En el salón
En la política española se confunden los espacios y hay quien se comporta en la cocina como si estuviera en el cuarto de baño
Una familia educada sabe que cada instancia de la casa tiene sus propias normas de comportamiento. Según el machismo galante, antiguamente se decía que la mujer perfecta debía ser una dama en el salón, una artista en la cocina y una casquivana en la cama. En contrapartida, el feminismo rampante obliga hoy al varón a ser en el salón un perfecto caballero, en la cocina un colega siempre dispuesto a fregar los platos y en la cama un amante leal, apasionado y divertido.

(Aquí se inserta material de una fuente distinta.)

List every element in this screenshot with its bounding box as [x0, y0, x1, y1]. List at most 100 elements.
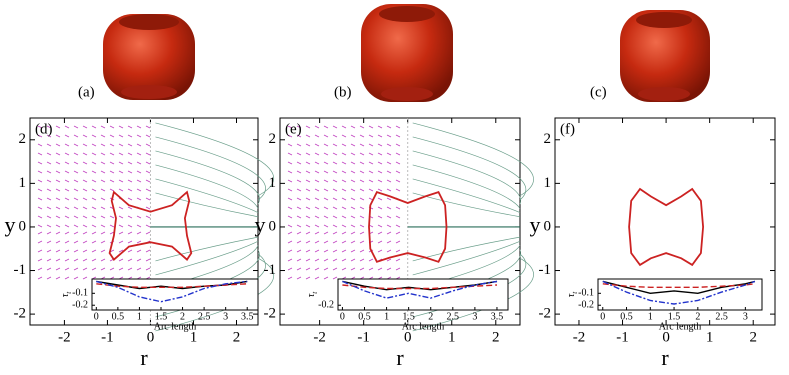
velocity-arrow — [395, 125, 401, 129]
velocity-arrow — [350, 134, 356, 138]
velocity-arrow — [386, 134, 392, 138]
velocity-arrow — [287, 125, 293, 129]
velocity-arrow — [332, 188, 338, 192]
velocity-arrow — [350, 197, 356, 201]
velocity-arrow — [305, 206, 311, 210]
velocity-arrow — [91, 197, 97, 201]
velocity-arrow — [350, 249, 356, 253]
velocity-arrow — [64, 197, 70, 201]
velocity-arrow — [296, 197, 302, 201]
x-tick-label: 2.5 — [447, 311, 460, 322]
velocity-arrow — [287, 143, 293, 147]
streamline — [412, 178, 521, 213]
velocity-arrow — [46, 206, 52, 210]
velocity-arrow — [127, 152, 133, 156]
velocity-arrow — [287, 276, 293, 280]
velocity-arrow — [359, 134, 365, 138]
velocity-arrow — [287, 224, 293, 228]
velocity-arrow — [55, 258, 61, 262]
velocity-arrow — [118, 267, 124, 271]
velocity-arrow — [136, 231, 142, 235]
velocity-arrow — [118, 231, 124, 235]
velocity-arrow — [73, 125, 79, 129]
velocity-arrow — [100, 267, 106, 271]
velocity-arrow — [73, 143, 79, 147]
velocity-arrow — [145, 188, 151, 192]
velocity-arrow — [109, 143, 115, 147]
streamline — [155, 241, 259, 276]
velocity-arrow — [386, 206, 392, 210]
velocity-arrow — [37, 267, 43, 271]
velocity-arrow — [305, 125, 311, 129]
x-tick-label: 2.5 — [715, 311, 728, 322]
panel-label: (e) — [285, 121, 302, 137]
velocity-arrow — [395, 267, 401, 271]
velocity-arrow — [118, 125, 124, 129]
velocity-arrow — [100, 197, 106, 201]
series-line — [96, 280, 248, 303]
velocity-arrow — [109, 267, 115, 271]
velocity-arrow — [341, 170, 347, 174]
velocity-arrow — [91, 224, 97, 228]
velocity-arrow — [46, 258, 52, 262]
velocity-arrow — [46, 267, 52, 271]
x-tick-label: 2 — [749, 329, 757, 345]
x-tick-label: 0 — [340, 311, 345, 322]
velocity-arrow — [287, 215, 293, 219]
velocity-arrow — [359, 152, 365, 156]
velocity-arrow — [350, 152, 356, 156]
velocity-arrow — [46, 134, 52, 138]
velocity-arrow — [82, 224, 88, 228]
velocity-arrow — [314, 258, 320, 262]
velocity-arrow — [314, 249, 320, 253]
velocity-arrow — [145, 231, 151, 235]
velocity-arrow — [323, 188, 329, 192]
velocity-arrow — [341, 197, 347, 201]
velocity-arrow — [64, 224, 70, 228]
y-tick-label: 0 — [269, 218, 277, 234]
velocity-arrow — [377, 134, 383, 138]
velocity-arrow — [314, 179, 320, 183]
y-tick-label: -1 — [264, 262, 277, 278]
velocity-arrow — [64, 125, 70, 129]
velocity-arrow — [136, 125, 142, 129]
velocity-arrow — [395, 179, 401, 183]
x-tick-label: 0.5 — [620, 311, 633, 322]
velocity-arrow — [377, 249, 383, 253]
velocity-arrow — [386, 170, 392, 174]
velocity-arrow — [386, 215, 392, 219]
velocity-arrow — [82, 143, 88, 147]
velocity-arrow — [296, 143, 302, 147]
x-tick-label: 3 — [743, 311, 748, 322]
x-tick-label: 3.5 — [491, 311, 504, 322]
velocity-arrow — [127, 240, 133, 244]
velocity-arrow — [55, 161, 61, 165]
velocity-arrow — [127, 258, 133, 262]
streamline — [412, 122, 534, 197]
velocity-arrow — [73, 240, 79, 244]
velocity-arrow — [127, 231, 133, 235]
velocity-arrow — [46, 179, 52, 183]
velocity-arrow — [377, 206, 383, 210]
velocity-arrow — [368, 258, 374, 262]
velocity-arrow — [386, 188, 392, 192]
velocity-arrow — [37, 152, 43, 156]
velocity-arrow — [55, 206, 61, 210]
velocity-arrow — [314, 143, 320, 147]
velocity-arrow — [100, 215, 106, 219]
velocity-arrow — [305, 267, 311, 271]
velocity-arrow — [287, 170, 293, 174]
x-tick-label: 1 — [706, 329, 714, 345]
velocity-arrow — [64, 188, 70, 192]
streamline — [412, 241, 521, 276]
velocity-arrow — [145, 125, 151, 129]
velocity-arrow — [118, 206, 124, 210]
velocity-arrow — [296, 215, 302, 219]
velocity-arrow — [82, 125, 88, 129]
velocity-arrow — [118, 152, 124, 156]
velocity-arrow — [287, 161, 293, 165]
velocity-arrow — [359, 170, 365, 174]
velocity-arrow — [314, 267, 320, 271]
velocity-arrow — [118, 179, 124, 183]
velocity-arrow — [46, 161, 52, 165]
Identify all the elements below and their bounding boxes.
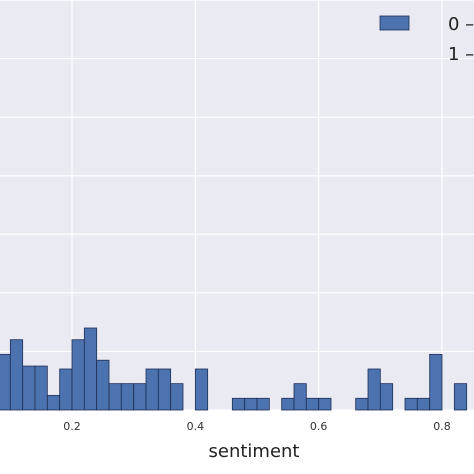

No se habla del cuarto de baño, donde en todo caso, hombre o mujer, se puede ser limpio y elegante o un cerdo. En la política también existen distintos espacios, cada uno con unas reglas muy estrictas. En el Parlamento, como en el salón de casa, se defienden públicamente los derechos humanos, se permite soñar con la independencia o con la unidad indisoluble de la patria, se establecen los buenos deseos de libertad y de justicia envueltos con grandes palabras. Estas cuestiones etéreas no se debaten en la cocina donde se guisa la inmediata realidad parda de cada día. No es imaginable que una familia bien educada confunda los espacios y se comporte ante las visitas en el salón como en la alcoba y en la cocina como si estuviera en el cuarto de baño, cosa que, en efecto, sucede en la política española cuando en el salón se debaten los grandes problemas y de pronto se oye que alguien arriba ha tirado de la cadena del váter y todos los ideales de paz, de consenso, de entendimiento, de diálogo han sido arrastrados hacia el desagüe por un torrente de mierda. Algunos diputados muy patriotas se comportan en el salón como en el retrete, los soberanistas catalanes guisan su ideal de independencia a medias con un mejunje de garbanzos que produce un flato insoportable y, por su parte, los medios de comunicación han convertido la política española en una impúdica cama redonda. Eso es todo.